Es liegt deshalb vor der Hand, dass eine Neuausrichtung im Denken diese Theologie hinterfragen muss. Das ist nicht einfach, weil die Ideen, die vermeintlich in der Bibel stehen, fest mit einer bestimmten christlichen Subkultur verbunden sind. Es betrifft demnach keine einzelnen Fragen, sondern es betrifft ein Gesamtverständnis, das durch unzählige Verknüpfungen zu einer Festung wurde. Paulus hatte bereits mit solchen gedanklichen Festungen zu tun (2Kor 10,4).
Deine persönliche Geschichte
Niemand kann für Dich glauben, weder der Pastor, noch Dein Lebensgeselle noch die Gemeinschaft. Jeder steht mit seinem Glauben allein vor Gott (Röm 14,22). Die Eigenverantwortung zu übernehmen ist gesund und nötig. Das heisst manchmal auch, dass man sich abgrenzen lernt. Religiöser Missbrauch ist ein Ding. In den USA ist das bereits länger ein Thema. Das sogenannte Religious Trauma Syndrom (RTS) wird als eine posttraumatische Stressreaktion (PTSD) gewertet. In verschiedenen europäischen Ländern folgt zögerlich eine ähnliche Beurteilung.
Viele Menschen sind bereits mit einer Form des Missbrauchs bekannt. Das ist der sexuelle Missbrauch. Das ist jedoch nicht das einzige Problem. Missbrauch kennt viele Formen. Religiöser Missbrauch ist keine bestimmte Form. Der Ausdruck beschreibt jedoch Missbrauch, der in einem religiösen Kontext entsteht. Das kann in jeder Gemeinschaftsform und deshalb in jeder Religion passieren. Manche Gemeinschaftsformen sind dafür empfindlicher als andere.
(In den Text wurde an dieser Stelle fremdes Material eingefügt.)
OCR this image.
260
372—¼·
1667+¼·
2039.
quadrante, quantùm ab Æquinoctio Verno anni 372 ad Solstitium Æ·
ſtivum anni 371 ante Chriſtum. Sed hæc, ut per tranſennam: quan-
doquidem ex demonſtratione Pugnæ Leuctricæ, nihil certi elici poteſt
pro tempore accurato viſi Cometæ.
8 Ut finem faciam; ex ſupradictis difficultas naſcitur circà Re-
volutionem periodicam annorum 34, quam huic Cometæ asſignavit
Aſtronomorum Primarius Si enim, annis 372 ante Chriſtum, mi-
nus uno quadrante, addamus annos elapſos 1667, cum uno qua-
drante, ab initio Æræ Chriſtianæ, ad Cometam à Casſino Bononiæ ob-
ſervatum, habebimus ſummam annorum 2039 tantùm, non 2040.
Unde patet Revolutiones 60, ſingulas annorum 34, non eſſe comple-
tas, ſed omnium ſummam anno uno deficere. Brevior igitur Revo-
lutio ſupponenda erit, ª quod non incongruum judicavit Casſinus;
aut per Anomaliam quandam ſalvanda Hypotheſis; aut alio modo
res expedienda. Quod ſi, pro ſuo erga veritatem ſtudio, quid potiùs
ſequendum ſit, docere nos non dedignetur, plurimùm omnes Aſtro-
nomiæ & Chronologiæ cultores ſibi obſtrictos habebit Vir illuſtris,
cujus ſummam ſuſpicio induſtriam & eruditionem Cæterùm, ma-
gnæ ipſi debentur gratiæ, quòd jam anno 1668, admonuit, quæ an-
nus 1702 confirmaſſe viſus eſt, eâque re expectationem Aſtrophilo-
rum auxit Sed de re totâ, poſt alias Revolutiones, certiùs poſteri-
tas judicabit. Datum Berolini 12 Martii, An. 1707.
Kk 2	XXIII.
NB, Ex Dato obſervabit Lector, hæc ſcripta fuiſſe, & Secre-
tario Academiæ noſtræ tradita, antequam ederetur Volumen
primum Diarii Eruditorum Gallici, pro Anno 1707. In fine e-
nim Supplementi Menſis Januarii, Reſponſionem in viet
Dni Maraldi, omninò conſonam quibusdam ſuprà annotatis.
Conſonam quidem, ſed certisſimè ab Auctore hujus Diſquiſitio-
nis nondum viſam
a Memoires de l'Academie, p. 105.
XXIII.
Es kann in emotionalem Missbrauch münden, oder in sektiererischen Strukturen ihren Ausdruck finden. Menschen werden dann in ihren Entscheidungen manipuliert.
Deutscher Text:
Deine persönliche Geschichte verdient es, gehört zu werden. Religiöse Gemeinschaften sollen dabei helfen, dass Du Dich sowohl als Mensch als auch in Deinen Glaubensvorstellungen entwickelst. Fragen sind dabei essenziell. Wenn Fragen nicht erwünscht sind, Einordnung und Unterordnung verlangt werden, dann stimmt etwas nicht. Das ist nicht normal und nicht gesund. Rigide Glaubensgemeinschaften dagegen stufen solche Manipulation als normal ein.